Le Jëf Jël a cependant tenu à apporter les clarifications essentielles suivantes :
1. Une déclaration d’incompétence
« Une déclaration d’incompétence n’est pas un brevet de constitutionnalité. Contrairement à la désinformation que certains pourraient être tentés de propager, le Conseil constitutionnel n’a en aucun cas validé la réintégration de M. Ousmane Sonko. Les « Sages » se sont contentés de se déclarer incompétents pour juger de la légalité de cet acte. Comme l’a justement souligné une voix éminente du droit, la haute juridiction a préféré s’abriter dans le « confort de l’incompétence », refusant de trancher la question constitutionnelle fondamentale de l’incompatibilité et des conditions d’exercice du mandat parlementaire. »
2. Une voie claire tracée vers le juge administratif
« Loin de fermer le dossier, le Conseil constitutionnel a posé un acte juridique majeur. Dans ses considérants, il a expressément qualifié la décision du Bureau de l’Assemblée nationale d’« acte administratif » interne, arguant qu’elle ne participe pas directement au processus électoral. Ce faisant, le juge constitutionnel a lui-même indiqué la juridiction compétente pour connaître de cette affaire : la Chambre administrative de la Cour suprême. »

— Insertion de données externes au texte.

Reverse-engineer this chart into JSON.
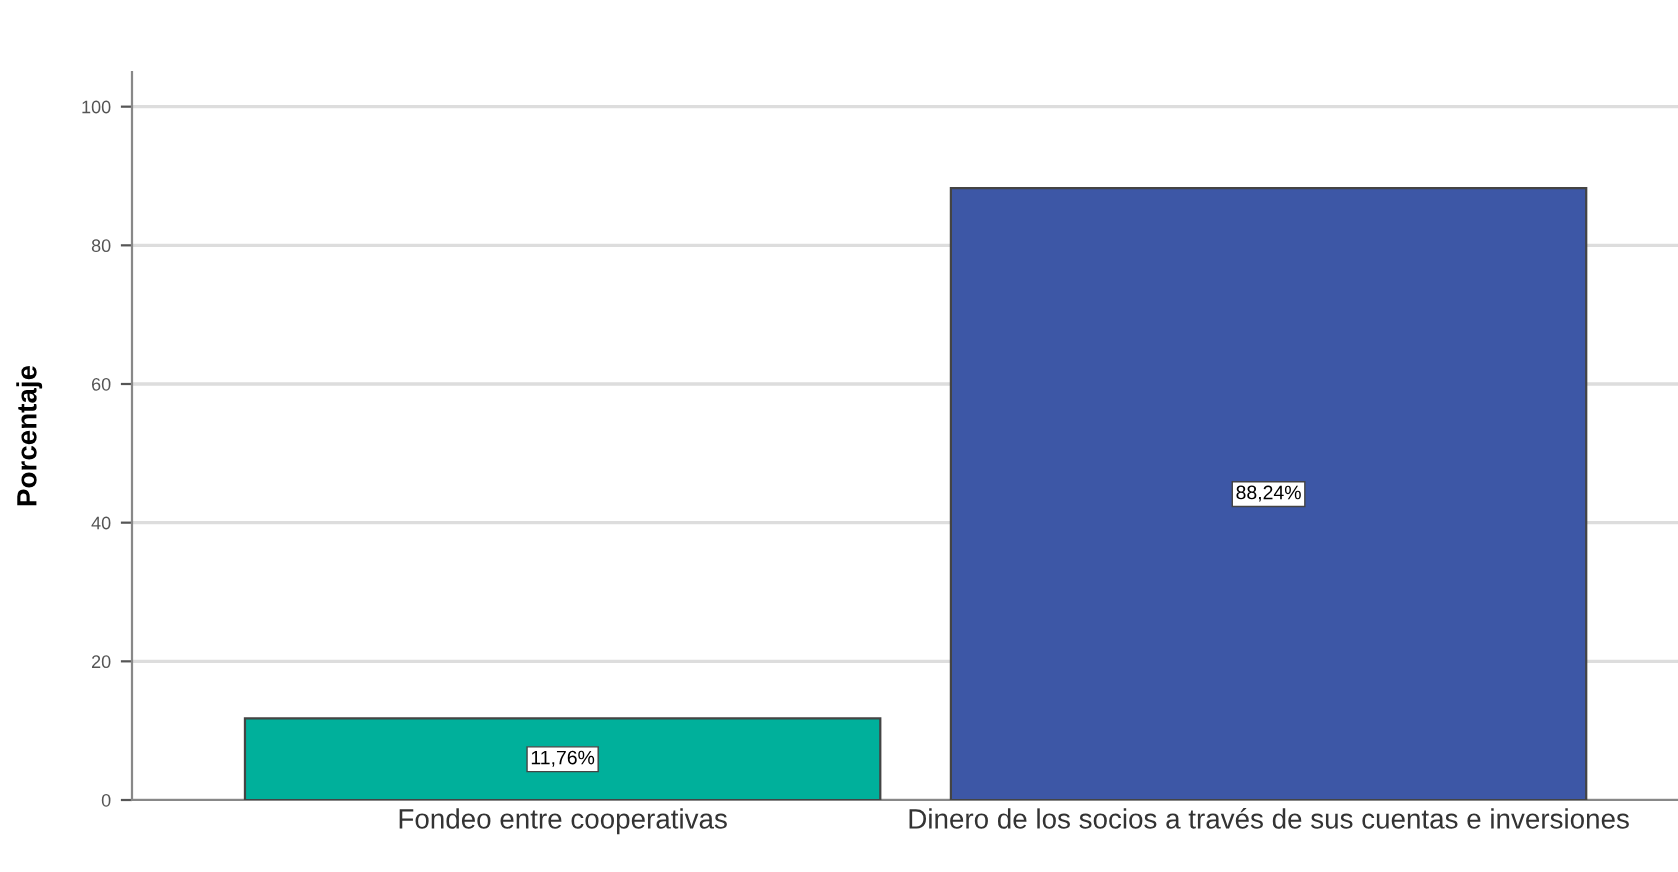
{
  "chart_data": {
    "type": "bar",
    "ylabel": "Porcentaje",
    "categories": [
      "Fondeo entre cooperativas",
      "Dinero de los socios a través de sus cuentas e inversiones"
    ],
    "values": [
      11.76,
      88.24
    ],
    "colors": [
      "#00b09b",
      "#3d57a6"
    ],
    "value_labels": [
      "11,76%",
      "88,24%"
    ],
    "ylim": [
      0,
      105
    ],
    "yticks": [
      0,
      20,
      40,
      60,
      80,
      100
    ],
    "grid": "y"
  }
}
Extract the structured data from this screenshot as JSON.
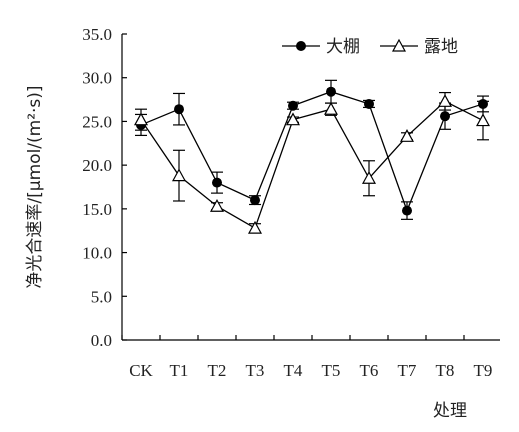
{
  "chart_data": {
    "type": "line",
    "title": "",
    "xlabel": "处理",
    "ylabel": "净光合速率/[μmol/(m²·s)]",
    "ylim": [
      0,
      35
    ],
    "yticks": [
      "0.0",
      "5.0",
      "10.0",
      "15.0",
      "20.0",
      "25.0",
      "30.0",
      "35.0"
    ],
    "categories": [
      "CK",
      "T1",
      "T2",
      "T3",
      "T4",
      "T5",
      "T6",
      "T7",
      "T8",
      "T9"
    ],
    "grid": false,
    "legend_position": "top-right",
    "series": [
      {
        "name": "大棚",
        "marker": "filled-circle",
        "values": [
          24.6,
          26.4,
          18.0,
          16.0,
          26.8,
          28.4,
          27.0,
          14.8,
          25.6,
          27.0
        ],
        "errors": [
          1.2,
          1.8,
          1.2,
          0.5,
          0.4,
          1.3,
          0.4,
          1.0,
          1.5,
          0.9
        ]
      },
      {
        "name": "露地",
        "marker": "open-triangle",
        "values": [
          25.2,
          18.8,
          15.3,
          12.8,
          25.2,
          26.4,
          18.5,
          23.3,
          27.3,
          25.1
        ],
        "errors": [
          1.2,
          2.9,
          0.4,
          0.5,
          0.3,
          0.7,
          2.0,
          0.4,
          1.0,
          2.2
        ]
      }
    ]
  }
}
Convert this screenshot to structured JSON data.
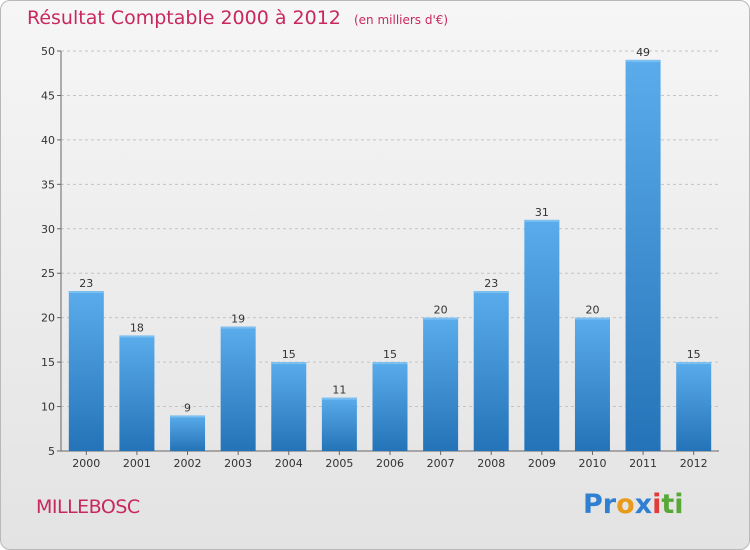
{
  "header": {
    "title": "Résultat Comptable 2000 à 2012",
    "subtitle": "(en milliers d'€)"
  },
  "footer": {
    "commune": "MILLEBOSC",
    "logo": {
      "letters": [
        "P",
        "r",
        "o",
        "x",
        "i",
        "t",
        "i"
      ],
      "colors": [
        "#2f80d1",
        "#2f80d1",
        "#e89a1a",
        "#2f80d1",
        "#e23b3b",
        "#58a838",
        "#58a838"
      ]
    }
  },
  "colors": {
    "bar": "#3b8fd8",
    "bar_light": "#5aaceb",
    "bar_dark": "#2473b8",
    "text_accent": "#c8285e"
  },
  "chart_data": {
    "type": "bar",
    "categories": [
      "2000",
      "2001",
      "2002",
      "2003",
      "2004",
      "2005",
      "2006",
      "2007",
      "2008",
      "2009",
      "2010",
      "2011",
      "2012"
    ],
    "values": [
      23,
      18,
      9,
      19,
      15,
      11,
      15,
      20,
      23,
      31,
      20,
      49,
      15
    ],
    "ylim": [
      5,
      50
    ],
    "yticks": [
      5,
      10,
      15,
      20,
      25,
      30,
      35,
      40,
      45,
      50
    ],
    "grid": true,
    "title": "Résultat Comptable 2000 à 2012",
    "xlabel": "",
    "ylabel": ""
  }
}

3. L’appel à la poursuite du combat légal
« Le Jëf Jël considère qu’il n’y a pas péril en la demeure tant que la boussole reste la Loi et que le champ de bataille demeure le prétoire de nos institutions. Là où certains pourraient être tentés par la politique de la chaise vide ou des combats d’une autre nature, nous choisissons la force du Droit.
Par conséquent, le Jëf Jël invite solennellement les députés requérants à ne pas baisser les bras et à introduire, sans délai, un Recours pour Excès de Pouvoir devant la Cour suprême. Seuls les parlementaires ont aujourd’hui l’intérêt à agir nécessaire pour mener cette ultime bataille pour la dignité de l’Assemblée nationale. Le combat pour la République est un marathon juridique et politique. »
Enfin, l’alliance Jëf Jël a promis de « rester vigilante, debout, et aux côtés de tous les démocrates qui refusent les coups de force institutionnels. »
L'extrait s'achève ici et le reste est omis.